Earlier in the inquiry into her fitness to hold office, Mkhwebane's advocate, Dali Mpofu SC, revealed that she sought to "regularise" her unlawful possession of the IGI report and admitted that she was "in possession off something illegal and [she wanted] to make it legal," as witness Johann van Loggerenberg put it.

READ | Mkhwebane ignored warning that report could face court challenge, and it later did, inquiry hears

In her written responses to MPs' questions, Mkhwebane continued to insist that the IGI report had been "dropped off" at her office and contended that being in possession of it was not an offence, despite Mngqibisa-Thusi's ruling.

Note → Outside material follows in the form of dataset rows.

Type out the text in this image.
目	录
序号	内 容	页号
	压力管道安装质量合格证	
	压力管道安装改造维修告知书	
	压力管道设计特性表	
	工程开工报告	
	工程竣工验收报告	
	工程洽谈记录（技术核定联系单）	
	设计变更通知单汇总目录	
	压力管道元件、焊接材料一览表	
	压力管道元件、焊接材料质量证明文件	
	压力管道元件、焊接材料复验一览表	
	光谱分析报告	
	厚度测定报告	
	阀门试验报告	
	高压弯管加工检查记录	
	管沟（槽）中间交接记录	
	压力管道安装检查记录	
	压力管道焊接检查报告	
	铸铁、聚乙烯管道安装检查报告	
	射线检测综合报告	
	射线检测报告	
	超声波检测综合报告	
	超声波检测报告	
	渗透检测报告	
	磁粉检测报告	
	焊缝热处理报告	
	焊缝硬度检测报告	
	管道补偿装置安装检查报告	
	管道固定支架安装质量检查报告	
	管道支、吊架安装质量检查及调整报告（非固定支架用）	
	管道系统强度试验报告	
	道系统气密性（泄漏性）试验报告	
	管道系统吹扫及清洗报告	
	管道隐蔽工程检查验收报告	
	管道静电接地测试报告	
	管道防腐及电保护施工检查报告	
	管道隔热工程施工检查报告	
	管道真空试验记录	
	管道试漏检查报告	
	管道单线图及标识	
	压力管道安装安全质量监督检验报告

"The Protection of Information Act 84 of 1982 deals with offences for the possession and disclosing of classified information. I must emphasise that, in terms of this legislation, physical possession is one thing, however the disclosure of such information is an offence," she said.

The IGI report was reviewed and set aside by a court in June 2020.

Most of the other reports related to the "rogue unit" have been disowned or discredited, and the EFF and Mkhwebane appear to be the lone voices left in the "rogue unit" choir.

On Thursday evening, after Mogaladi's testimony, News24 emailed questions to Shivambu. He is yet to respond.